Pakistan's emergence as a lucrative ABS market for foreign investors


(Afridi, Shah & Minallah, Pakistan)

May 05 - 18, 2003



Following the October 1999 incident, the government unveiled a reform driven agenda causing an unprecedented amount of regulatory and enabling legislation in Pakistan. Law making in Pakistan has now become a more consultative and transparent process with cluster participation and input being a key feature. However, state policy has often defeated by persistent bottlenecks in the administrative machinery and wherever official and lower level corruption are endemic.

In some ways ABS is not a whole new feature in Pakistan. Indeed, corporate debt issues by leasing companies that were secured by way of assignment of specific lease rentals had an uncanny resemblance to ABS. However, these did not qualify as true ABS since the assignment of lease receivables did not constitute a 'true sale' by way of an SPV. Assigned receivables also, were not removed from the balance sheet of the issuer.
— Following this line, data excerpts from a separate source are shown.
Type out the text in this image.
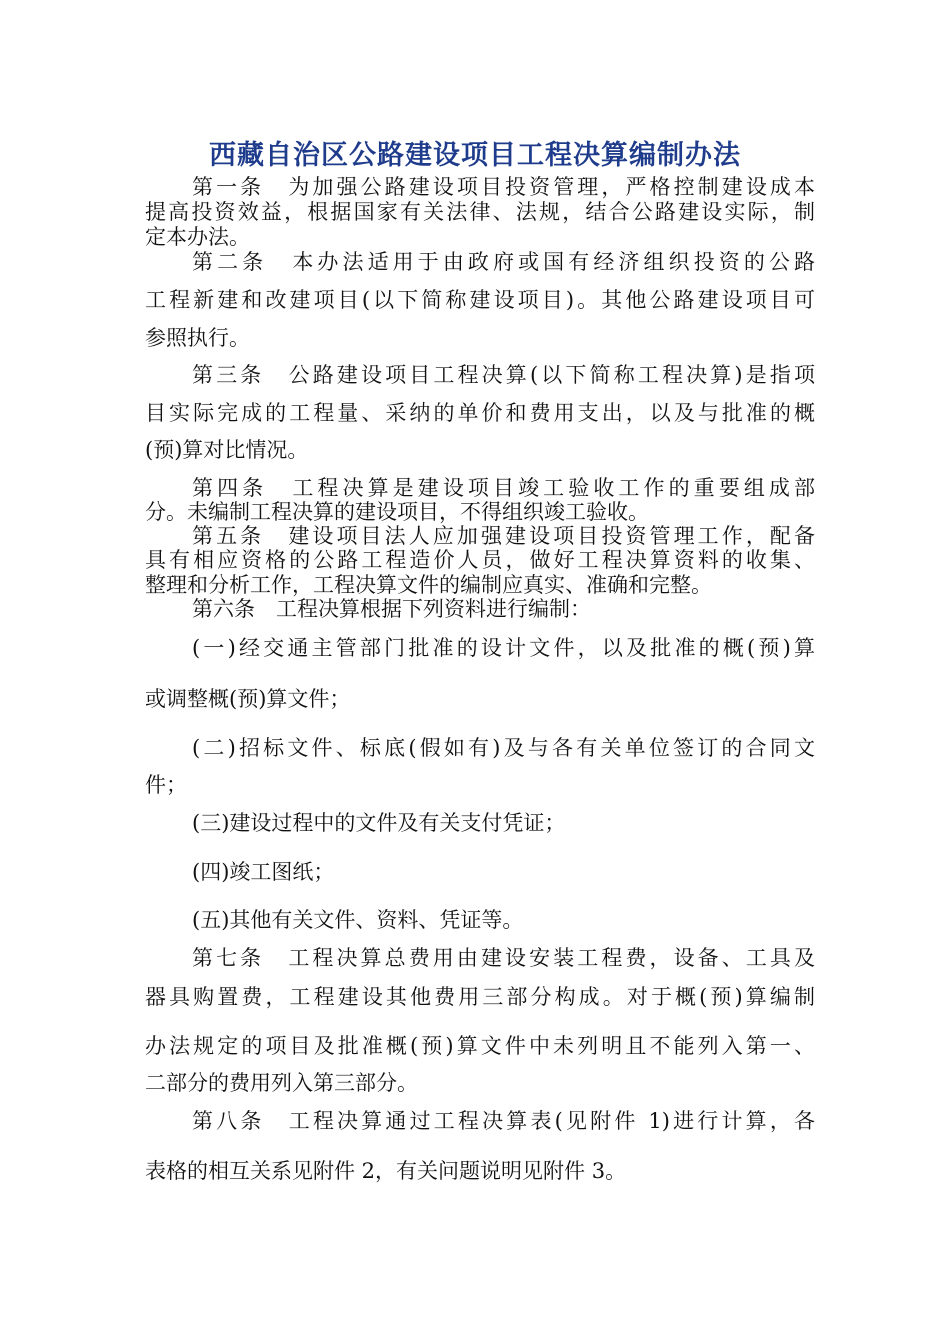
西藏自治区公路建设项目工程决算编制办法
第一条　为加强公路建设项目投资管理，严格控制建设成本
提高投资效益，根据国家有关法律、法规，结合公路建设实际，制
定本办法。
第二条　本办法适用于由政府或国有经济组织投资的公路
工程新建和改建项目(以下简称建设项目)。其他公路建设项目可
参照执行。
第三条　公路建设项目工程决算(以下简称工程决算)是指项
目实际完成的工程量、采纳的单价和费用支出，以及与批准的概
(预)算对比情况。
第四条　工程决算是建设项目竣工验收工作的重要组成部
分。未编制工程决算的建设项目，不得组织竣工验收。
第五条　建设项目法人应加强建设项目投资管理工作，配备
具有相应资格的公路工程造价人员，做好工程决算资料的收集、
整理和分析工作，工程决算文件的编制应真实、准确和完整。
第六条　工程决算根据下列资料进行编制：
(一)经交通主管部门批准的设计文件，以及批准的概(预)算
或调整概(预)算文件；
(二)招标文件、标底(假如有)及与各有关单位签订的合同文
件；
(三)建设过程中的文件及有关支付凭证；
(四)竣工图纸；
(五)其他有关文件、资料、凭证等。
第七条　工程决算总费用由建设安装工程费，设备、工具及
器具购置费，工程建设其他费用三部分构成。对于概(预)算编制
办法规定的项目及批准概(预)算文件中未列明且不能列入第一、
二部分的费用列入第三部分。
第八条　工程决算通过工程决算表(见附件 1)进行计算，各
表格的相互关系见附件 2，有关问题说明见附件 3。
In what can best be called a piecemeal effort, THE COMPANIES (ASSET BACKED SECURITIZATION) RULES, 1999 open up the securitization market in Pakistan through Statutory Regulatory Order 1338(I)/99. Only eleven sections long, the Rules fail to cover much ground in terms of detail but open up tremendous scope of ABS activity in their interpretation. The skeletal law leaves therefore, tremendous room for expansion and development of ABS in Pakistan where securitization provides a means of liquidating certain assets (normally long-term receivables) on the balance sheet of a financial institution by issuing marketable securities against these assets. It, therefore, represents a process whereby the balance sheet can be unlocked by freeing up capital tied-up in long-term assets that are essentially illiquid in nature.


Aside from government owned entities, the Rules allow any Public Limited Company (SPC) or a Trust (SPT) to register with the Securities & Exchange Commission of Pakistan (SECP) for the purposes of becoming an SPV.

The SPC must adhere to the comprehensive provisions of the Companies Ordinance 1984, which created the now defunct Corporate Law Authority (CLA). The CLA has since been replaced by the SECP (created under the Securities and Exchange Commission of Pakistan Ordinance, 1997); which now continues to be a strong regulator of Equity and Investment in Pakistan. The Ordinance governing SPCs also covers matters of Winding up & Insolvency, Schemes for Amalgamation and Disclosure. In addition to this, an SPC must have a paid up capital of at least one hundred thousand rupees (approx. US$1666).

The Trusts Act in Pakistan dates back to 1882 and has thus developed rich case law offering an appropriate vehicle for entities including non-profit organizations, charities and grant foundations. The Ordinance also applies in some cases to SPTs as prescribed in the Rules.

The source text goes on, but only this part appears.